The future of crypto regulation in Australia remains unclear after the country’s Senate Economics Legislation Committee rejected the Digital Assets (Market Regulation) Bill 2023, which Senator Andrew Bragg introduced on March 29.
According to parliamentary business updates, the bill intended to introduce provisions for digital asset exchange authorization requirements, digital asset custody authorization requirements, stablecoin issuance authorization requirements, and disclosure requirements for CBDCs facilitators in the country.
Potential Conflict with the Government’s Current Approach
The committee critiqued Senator Bragg’s bill, citing that it was at odds with the measured and industry-accepted approach the Australian government is undertaking to harmonize current and upcoming digital asset regulations.
“The approach by the government is well-considered and effective in supporting consumers and the digital assets industry. The committee welcomes the view held by many submitters that the government’s approach is one that should be pursued,” the report read.
Further, the committee highlighted that inquiry participants emphasized the importance of adopting a digital asset framework that is congruent with international regimes and pointed out that the bill lacked significant details in terms of proposed definitions and licensing requirements.

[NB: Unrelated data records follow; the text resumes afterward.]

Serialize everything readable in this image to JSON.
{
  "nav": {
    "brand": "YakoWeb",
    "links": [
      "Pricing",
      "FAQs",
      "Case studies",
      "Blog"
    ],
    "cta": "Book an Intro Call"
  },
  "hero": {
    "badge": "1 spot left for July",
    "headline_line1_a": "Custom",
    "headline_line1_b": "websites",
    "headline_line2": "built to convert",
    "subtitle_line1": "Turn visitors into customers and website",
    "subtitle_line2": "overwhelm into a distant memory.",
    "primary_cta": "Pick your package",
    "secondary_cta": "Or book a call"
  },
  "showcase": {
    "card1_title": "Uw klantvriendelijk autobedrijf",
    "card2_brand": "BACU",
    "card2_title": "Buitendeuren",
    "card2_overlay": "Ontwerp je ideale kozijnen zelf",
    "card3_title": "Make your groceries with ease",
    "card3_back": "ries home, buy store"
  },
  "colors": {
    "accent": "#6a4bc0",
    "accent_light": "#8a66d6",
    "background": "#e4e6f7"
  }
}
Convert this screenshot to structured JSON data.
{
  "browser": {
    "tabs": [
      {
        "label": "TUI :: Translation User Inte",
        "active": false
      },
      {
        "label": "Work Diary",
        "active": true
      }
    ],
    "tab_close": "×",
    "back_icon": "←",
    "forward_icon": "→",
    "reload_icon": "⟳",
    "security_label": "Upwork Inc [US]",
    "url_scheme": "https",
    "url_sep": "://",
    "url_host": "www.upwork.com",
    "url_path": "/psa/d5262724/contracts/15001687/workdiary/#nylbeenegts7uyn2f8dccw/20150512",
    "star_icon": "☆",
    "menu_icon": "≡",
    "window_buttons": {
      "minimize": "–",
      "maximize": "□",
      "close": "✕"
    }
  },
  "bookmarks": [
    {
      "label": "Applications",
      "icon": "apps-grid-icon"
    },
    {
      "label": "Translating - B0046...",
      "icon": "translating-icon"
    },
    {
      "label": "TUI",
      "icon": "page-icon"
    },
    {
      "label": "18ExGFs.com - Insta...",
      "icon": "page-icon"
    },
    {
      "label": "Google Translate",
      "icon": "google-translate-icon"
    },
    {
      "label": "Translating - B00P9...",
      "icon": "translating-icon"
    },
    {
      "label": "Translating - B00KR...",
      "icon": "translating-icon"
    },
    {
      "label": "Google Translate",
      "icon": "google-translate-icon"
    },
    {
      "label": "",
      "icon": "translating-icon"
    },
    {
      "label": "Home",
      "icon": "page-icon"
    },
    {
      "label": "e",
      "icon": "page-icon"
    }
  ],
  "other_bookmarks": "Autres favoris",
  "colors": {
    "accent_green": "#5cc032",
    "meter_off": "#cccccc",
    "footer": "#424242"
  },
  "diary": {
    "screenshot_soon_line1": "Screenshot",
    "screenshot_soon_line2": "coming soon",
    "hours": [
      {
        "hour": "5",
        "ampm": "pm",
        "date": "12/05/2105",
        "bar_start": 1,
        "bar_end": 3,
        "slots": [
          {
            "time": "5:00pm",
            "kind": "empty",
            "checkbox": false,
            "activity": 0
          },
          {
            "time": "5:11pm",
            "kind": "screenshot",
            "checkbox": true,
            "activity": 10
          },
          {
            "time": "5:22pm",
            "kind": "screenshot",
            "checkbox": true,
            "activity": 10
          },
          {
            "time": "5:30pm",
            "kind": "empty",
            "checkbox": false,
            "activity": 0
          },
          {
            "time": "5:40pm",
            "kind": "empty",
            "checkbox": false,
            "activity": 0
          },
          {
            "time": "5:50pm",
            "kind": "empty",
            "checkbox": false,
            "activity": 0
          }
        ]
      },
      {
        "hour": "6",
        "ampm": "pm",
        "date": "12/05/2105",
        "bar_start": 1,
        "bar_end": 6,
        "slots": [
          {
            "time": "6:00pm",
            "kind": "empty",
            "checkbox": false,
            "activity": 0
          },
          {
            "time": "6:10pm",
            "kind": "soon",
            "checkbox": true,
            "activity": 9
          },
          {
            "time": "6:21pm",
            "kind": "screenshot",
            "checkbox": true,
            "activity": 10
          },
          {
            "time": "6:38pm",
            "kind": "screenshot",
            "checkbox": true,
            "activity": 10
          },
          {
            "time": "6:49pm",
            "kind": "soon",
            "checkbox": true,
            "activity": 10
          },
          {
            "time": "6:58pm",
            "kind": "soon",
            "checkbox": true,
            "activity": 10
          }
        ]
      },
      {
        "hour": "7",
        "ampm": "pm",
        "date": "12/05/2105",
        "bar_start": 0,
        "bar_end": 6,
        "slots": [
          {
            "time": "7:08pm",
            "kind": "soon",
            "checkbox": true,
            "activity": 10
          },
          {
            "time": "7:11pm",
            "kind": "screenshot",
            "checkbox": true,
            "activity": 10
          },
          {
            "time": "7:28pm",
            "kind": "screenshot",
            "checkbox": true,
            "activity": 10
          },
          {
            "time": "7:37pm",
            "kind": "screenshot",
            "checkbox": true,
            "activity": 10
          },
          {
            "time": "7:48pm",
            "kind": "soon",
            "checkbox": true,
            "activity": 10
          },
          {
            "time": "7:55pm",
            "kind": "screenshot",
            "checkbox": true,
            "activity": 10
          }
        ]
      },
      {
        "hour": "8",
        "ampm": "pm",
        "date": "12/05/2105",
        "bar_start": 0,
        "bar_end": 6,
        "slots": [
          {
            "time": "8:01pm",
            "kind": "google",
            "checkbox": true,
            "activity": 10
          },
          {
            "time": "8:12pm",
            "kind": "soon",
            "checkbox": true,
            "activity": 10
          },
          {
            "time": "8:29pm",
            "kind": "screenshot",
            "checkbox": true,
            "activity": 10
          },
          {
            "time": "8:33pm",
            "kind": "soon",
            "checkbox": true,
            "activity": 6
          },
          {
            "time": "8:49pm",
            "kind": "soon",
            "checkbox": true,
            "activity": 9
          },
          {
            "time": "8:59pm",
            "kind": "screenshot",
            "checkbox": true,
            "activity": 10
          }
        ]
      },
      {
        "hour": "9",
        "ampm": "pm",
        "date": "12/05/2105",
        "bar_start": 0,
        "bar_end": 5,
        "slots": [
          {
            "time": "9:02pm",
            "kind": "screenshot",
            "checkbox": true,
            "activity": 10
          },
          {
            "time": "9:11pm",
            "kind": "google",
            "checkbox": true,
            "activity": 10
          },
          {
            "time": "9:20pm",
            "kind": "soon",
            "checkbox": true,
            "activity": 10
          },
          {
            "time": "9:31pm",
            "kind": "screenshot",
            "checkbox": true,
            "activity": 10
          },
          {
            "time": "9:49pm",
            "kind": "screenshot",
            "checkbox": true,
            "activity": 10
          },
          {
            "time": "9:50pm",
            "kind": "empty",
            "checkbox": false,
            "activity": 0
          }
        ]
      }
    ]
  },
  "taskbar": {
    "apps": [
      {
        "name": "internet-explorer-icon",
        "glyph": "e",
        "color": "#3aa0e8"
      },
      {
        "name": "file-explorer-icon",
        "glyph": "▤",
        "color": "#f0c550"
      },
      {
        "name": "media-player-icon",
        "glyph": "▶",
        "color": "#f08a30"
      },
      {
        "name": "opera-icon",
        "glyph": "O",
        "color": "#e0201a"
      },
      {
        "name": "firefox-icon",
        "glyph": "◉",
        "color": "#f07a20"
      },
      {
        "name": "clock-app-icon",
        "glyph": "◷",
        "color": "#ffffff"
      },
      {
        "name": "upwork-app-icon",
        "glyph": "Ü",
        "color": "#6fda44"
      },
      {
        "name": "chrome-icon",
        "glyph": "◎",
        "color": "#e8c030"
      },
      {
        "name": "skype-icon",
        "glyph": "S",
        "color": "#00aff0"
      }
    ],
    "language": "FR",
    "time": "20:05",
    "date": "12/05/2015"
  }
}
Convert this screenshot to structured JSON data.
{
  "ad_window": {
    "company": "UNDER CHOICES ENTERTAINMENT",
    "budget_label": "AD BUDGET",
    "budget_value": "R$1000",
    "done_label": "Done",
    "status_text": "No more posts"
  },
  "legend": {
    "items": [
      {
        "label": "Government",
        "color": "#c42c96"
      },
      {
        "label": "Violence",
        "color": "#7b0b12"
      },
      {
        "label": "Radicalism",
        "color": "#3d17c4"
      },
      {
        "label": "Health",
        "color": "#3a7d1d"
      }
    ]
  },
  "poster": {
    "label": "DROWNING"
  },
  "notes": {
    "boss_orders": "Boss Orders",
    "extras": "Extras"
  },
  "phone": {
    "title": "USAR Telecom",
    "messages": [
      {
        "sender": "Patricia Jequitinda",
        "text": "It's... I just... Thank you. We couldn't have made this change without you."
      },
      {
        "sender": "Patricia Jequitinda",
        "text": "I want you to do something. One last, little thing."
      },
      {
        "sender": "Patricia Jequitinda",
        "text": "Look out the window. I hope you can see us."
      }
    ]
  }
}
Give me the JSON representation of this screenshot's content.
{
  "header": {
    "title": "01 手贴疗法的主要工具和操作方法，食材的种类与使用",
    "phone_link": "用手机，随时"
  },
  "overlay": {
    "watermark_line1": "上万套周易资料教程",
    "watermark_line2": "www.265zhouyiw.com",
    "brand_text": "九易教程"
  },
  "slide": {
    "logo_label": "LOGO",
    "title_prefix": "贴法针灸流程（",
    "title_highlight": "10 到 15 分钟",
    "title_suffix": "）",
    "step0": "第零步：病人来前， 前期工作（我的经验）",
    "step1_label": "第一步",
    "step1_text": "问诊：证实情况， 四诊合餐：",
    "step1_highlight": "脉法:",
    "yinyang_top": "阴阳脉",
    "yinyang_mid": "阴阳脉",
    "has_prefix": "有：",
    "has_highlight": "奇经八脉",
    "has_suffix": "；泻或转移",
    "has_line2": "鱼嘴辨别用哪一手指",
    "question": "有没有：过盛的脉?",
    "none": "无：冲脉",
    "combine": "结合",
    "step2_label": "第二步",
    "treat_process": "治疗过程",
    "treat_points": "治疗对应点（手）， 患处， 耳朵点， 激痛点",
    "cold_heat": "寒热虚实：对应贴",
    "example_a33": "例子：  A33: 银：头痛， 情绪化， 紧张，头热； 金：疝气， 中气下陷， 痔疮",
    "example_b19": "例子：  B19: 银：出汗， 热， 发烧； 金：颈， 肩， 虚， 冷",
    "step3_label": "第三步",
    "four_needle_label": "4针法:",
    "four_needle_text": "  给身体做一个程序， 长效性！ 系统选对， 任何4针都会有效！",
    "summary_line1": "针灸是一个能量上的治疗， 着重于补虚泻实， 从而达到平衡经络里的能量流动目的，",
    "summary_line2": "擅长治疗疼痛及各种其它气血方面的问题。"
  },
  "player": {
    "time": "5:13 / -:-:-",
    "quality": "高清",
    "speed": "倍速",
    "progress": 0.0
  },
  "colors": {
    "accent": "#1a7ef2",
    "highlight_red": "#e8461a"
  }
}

What’s Australia’s Stand on Positive Crypto Regulation?
While the senate’s decision to reject the crypto regulation bill doesn’t signify an outright ban, it demonstrates Australia’s cautious stance towards ratifying a proactive digital assets regime.
In February 2023, the government revealed its Token Mapping Consultation Paper, which was supposed to guide a licensing and custody framework for digital asset service providers by the end of 2023 Q2, but that has yet to happen.
Notably, according to the committee, the government is still widely consulting with key industry players to formulate a tailored framework, which only prolongs the indefinite timeline.